There’s no denying the strange human fascination with the apocalypse: our species has been thinking and talking about the collapse of society as long as we’ve recorded what we think and talk about. Maybe it’s deep-seated fatalism, maybe some of us feel suffocated by economic and social powers beyond our control, maybe some of us have boring jobs. Maybe some of us just really like camping—I don’t know.

Whatever the source, eschatological fixation has an aesthetic side, as the ESC Collective showed at their Design Week open house this weekend.

At a two-day event at their workshop in SE Portland, they showed off the hand-built geodesic domes they construct for various events—they’ve just built 12 for the Summit Outside festival in Utah, and the one we were in had recently been at Burning Man. Paired with the motorcycle building projects and beautiful woodworking that other members of the collective were displaying, the display was a how-to for living off the grid in perfectly laid-back Portland style.

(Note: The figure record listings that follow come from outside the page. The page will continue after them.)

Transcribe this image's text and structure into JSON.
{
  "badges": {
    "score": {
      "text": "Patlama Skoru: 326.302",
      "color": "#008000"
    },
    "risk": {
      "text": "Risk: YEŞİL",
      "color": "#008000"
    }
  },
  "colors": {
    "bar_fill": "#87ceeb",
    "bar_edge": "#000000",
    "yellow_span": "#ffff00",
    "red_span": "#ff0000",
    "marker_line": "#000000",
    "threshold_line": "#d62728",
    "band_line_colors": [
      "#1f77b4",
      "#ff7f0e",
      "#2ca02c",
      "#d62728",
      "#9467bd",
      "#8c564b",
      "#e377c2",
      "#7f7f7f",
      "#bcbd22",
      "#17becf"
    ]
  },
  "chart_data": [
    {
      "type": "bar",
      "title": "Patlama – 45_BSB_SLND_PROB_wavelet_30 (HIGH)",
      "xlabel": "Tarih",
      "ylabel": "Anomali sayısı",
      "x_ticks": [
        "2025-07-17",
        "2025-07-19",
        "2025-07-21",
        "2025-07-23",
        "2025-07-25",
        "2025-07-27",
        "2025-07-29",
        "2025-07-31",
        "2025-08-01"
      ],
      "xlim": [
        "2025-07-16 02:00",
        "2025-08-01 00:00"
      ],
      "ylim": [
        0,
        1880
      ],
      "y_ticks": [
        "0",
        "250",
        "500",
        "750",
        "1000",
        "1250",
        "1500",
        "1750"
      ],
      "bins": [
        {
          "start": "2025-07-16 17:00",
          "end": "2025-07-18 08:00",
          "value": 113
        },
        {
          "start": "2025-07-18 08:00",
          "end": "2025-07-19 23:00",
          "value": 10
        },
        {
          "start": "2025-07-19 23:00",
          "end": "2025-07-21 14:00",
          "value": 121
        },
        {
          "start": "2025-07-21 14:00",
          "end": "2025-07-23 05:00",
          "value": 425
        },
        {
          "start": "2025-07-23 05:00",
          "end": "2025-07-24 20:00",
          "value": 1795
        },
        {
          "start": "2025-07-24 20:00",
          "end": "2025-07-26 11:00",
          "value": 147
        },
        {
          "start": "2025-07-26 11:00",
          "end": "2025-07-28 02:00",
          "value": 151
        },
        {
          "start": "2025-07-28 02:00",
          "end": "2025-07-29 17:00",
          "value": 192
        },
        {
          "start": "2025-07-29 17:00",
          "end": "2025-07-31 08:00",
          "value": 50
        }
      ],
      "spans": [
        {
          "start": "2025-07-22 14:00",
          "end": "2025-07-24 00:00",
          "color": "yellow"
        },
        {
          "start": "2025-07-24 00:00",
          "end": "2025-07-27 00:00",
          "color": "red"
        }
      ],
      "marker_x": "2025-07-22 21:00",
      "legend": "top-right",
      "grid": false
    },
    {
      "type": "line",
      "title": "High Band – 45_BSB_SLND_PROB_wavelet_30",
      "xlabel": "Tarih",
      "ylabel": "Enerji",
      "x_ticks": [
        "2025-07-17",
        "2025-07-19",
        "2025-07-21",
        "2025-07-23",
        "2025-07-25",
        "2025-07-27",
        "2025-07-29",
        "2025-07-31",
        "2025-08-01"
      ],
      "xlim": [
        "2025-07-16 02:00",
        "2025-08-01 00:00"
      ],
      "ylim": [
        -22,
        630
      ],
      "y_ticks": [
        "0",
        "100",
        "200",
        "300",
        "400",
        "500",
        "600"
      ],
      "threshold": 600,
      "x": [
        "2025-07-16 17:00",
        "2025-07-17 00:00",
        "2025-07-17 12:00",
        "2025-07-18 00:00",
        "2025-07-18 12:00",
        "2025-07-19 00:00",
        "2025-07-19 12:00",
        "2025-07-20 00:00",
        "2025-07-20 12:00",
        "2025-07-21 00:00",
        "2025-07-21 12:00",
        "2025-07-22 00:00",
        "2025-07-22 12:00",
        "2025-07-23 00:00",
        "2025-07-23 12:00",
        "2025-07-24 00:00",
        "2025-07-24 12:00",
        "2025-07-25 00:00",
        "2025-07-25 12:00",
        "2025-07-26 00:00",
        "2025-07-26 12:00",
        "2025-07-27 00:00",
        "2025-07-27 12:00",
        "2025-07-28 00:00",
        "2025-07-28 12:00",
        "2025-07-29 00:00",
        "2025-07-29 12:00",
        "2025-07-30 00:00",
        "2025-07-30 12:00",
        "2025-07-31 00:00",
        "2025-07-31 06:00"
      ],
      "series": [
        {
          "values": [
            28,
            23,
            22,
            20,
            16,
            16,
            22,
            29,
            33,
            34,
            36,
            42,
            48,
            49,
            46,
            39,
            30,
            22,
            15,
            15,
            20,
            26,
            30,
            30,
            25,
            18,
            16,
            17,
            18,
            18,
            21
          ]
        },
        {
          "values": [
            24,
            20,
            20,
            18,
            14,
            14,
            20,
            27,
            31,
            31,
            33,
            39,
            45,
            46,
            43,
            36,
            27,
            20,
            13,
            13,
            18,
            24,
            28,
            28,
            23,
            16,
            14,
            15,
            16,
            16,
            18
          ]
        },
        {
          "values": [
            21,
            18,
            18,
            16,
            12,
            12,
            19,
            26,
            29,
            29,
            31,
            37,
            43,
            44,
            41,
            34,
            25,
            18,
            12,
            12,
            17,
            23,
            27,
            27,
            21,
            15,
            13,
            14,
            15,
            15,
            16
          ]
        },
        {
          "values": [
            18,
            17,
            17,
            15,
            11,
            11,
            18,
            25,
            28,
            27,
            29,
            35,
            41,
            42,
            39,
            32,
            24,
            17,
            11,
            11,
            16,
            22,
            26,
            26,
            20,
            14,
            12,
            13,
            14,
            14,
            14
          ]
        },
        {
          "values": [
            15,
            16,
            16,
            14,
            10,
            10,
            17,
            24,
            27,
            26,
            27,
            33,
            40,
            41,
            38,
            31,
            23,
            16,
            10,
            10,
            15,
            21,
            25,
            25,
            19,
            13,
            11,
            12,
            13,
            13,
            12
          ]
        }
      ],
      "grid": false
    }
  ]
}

It’s an aesthetic that extends to the sourcing of the materials: one member told me that the fabric covering our temporary abode was unused Nike material for waterproof golf bags. It was an inviting enough escape on a typically dreary Portland morning; I can only imagine how cozy these structures would be far away from city blocks.

ESC Collective is just getting started. They built their first dome for this year’s Sasquatch music festival, of course, but they’re already full of ideas for what comes next.

And as long as people still want to escape, this group should have a market for their creations.